On Thursday, Zhou Shengxian, director of the State Environmental Protection Administration (SEPA), announced that, "China is now launching an automated project which, by the end of 2008, will closely monitor key polluters who account for 65 percent of the country's industrial waste."


Environment agencies and activists have complained that after being inspected by SEPA officials, many industrial plants simply turn off their expensive sewage disposal facilities and resume the dumping of waste directly into rivers.


As a result, many rivers have started to turn black, with fish populations in rapid decline.


Zhou stated that SEPA's new nationwide real-time monitoring network is aimed at preventing such contempt for government policies. The network will also monitor the activities of urban sewage disposal plants.


In order to ensure the success of the new network, Zhou also announced the implementation of a new government assessment system to ensure that organizations or local officials that choose to ignore their responsibility towards pollution control will be properly dealt with.


The Chinese government has set a goal of slashing the emissions of major pollutants by 10 percent during its 11th Five-Year Plan period (2006-2010), but it recently admitted that it had failed to meet its 2006 goal of a 2 percent reduction.


A recent SEPA report revealed that last year, sulphur dioxide emissions increased by 463,000 tons in China, 1.8 percent higher than the previous year. The Chemical Oxygen Demand (COD), a water pollution index, reached 14.31 million tons, a 1.2 percent rise on 2005.


China aims to reduce its sulphur dioxide emissions and COD this year by 3.2 million tons and 1.23 million tons respectively.

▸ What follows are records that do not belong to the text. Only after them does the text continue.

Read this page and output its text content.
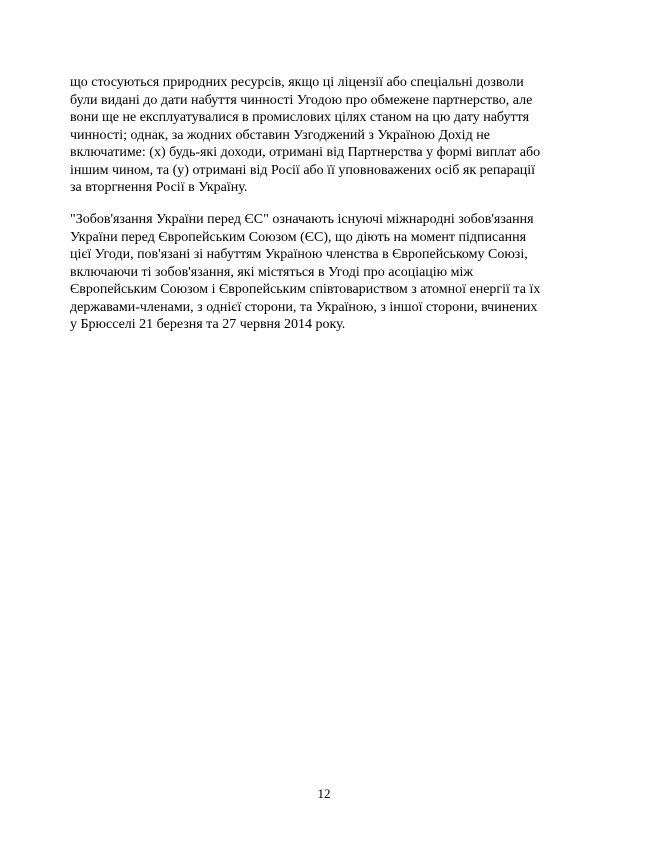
що стосуються природних ресурсів, якщо ці ліцензії або спеціальні дозволи
були видані до дати набуття чинності Угодою про обмежене партнерство, але
вони ще не експлуатувалися в промислових цілях станом на цю дату набуття
чинності; однак, за жодних обставин Узгоджений з Україною Дохід не
включатиме: (x) будь-які доходи, отримані від Партнерства у формі виплат або
іншим чином, та (y) отримані від Росії або її уповноважених осіб як репарації
за вторгнення Росії в Україну.
"Зобов'язання України перед ЄС" означають існуючі міжнародні зобов'язання
України перед Європейським Союзом (ЄС), що діють на момент підписання
цієї Угоди, пов'язані зі набуттям Україною членства в Європейському Союзі,
включаючи ті зобов'язання, які містяться в Угоді про асоціацію між
Європейським Союзом і Європейським співтовариством з атомної енергії та їх
державами-членами, з однієї сторони, та Україною, з іншої сторони, вчинених
у Брюсселі 21 березня та 27 червня 2014 року.
12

"We are optimistic we can meet the target by taking a series of concrete measures," Zhou said.


Chinese Premier Wen Jiabao has decided to head up a taskforce in a bid to ensure that government targets are met and the ongoing trend of deterioration is brought to a halt.

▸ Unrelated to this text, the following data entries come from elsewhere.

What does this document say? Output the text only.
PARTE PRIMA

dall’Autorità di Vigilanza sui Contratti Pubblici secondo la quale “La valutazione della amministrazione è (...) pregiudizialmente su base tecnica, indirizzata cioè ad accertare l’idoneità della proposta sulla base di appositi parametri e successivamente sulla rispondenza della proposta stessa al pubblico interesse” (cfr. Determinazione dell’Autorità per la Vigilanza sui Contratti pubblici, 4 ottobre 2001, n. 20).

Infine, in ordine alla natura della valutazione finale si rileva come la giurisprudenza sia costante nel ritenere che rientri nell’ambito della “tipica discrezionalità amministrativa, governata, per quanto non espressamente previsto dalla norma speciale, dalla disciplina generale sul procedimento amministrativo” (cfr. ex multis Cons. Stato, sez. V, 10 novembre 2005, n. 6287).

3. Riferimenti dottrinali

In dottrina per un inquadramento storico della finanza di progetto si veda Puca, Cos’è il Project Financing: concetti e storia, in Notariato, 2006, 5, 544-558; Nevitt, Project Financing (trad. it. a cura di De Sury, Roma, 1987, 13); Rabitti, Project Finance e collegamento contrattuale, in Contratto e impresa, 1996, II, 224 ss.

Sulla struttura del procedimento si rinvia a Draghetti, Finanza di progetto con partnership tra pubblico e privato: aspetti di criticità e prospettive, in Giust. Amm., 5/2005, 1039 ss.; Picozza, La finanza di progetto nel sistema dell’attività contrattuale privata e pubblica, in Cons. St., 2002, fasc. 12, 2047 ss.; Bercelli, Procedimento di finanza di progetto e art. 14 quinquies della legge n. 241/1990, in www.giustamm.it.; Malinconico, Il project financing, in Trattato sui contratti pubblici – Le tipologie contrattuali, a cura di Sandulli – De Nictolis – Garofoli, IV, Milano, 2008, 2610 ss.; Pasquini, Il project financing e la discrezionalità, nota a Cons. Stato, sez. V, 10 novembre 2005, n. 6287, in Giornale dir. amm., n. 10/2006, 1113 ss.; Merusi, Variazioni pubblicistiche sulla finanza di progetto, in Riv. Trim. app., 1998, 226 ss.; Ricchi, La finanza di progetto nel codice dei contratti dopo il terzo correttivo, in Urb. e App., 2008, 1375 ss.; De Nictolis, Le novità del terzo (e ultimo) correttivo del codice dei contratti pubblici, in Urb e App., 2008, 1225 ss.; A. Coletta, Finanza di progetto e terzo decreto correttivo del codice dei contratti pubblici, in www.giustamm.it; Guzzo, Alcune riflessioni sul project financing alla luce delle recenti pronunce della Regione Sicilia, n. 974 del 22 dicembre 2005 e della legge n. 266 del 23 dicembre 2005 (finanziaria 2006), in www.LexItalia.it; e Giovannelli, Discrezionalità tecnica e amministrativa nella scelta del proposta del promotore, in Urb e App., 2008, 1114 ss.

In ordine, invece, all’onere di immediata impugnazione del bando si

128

Analysts claim that this unprecedented move by the Premier will serve as a deterrent for local governments who are more interested in economic growth than environmental protection.


Zhou Shengxian, also revealed that plans are in the pipeline for the assessment of local government work on pollution control, in which authorities that fail to meet pollution control targets will be punished by cuts in financial support from the central government. Local officials' promotion prospects are also set to be judged by their efforts in reducing pollution.


"Environment indices will be publicized for public supervision," said Zhou, "those who fabricate them will be dealt with appropriately."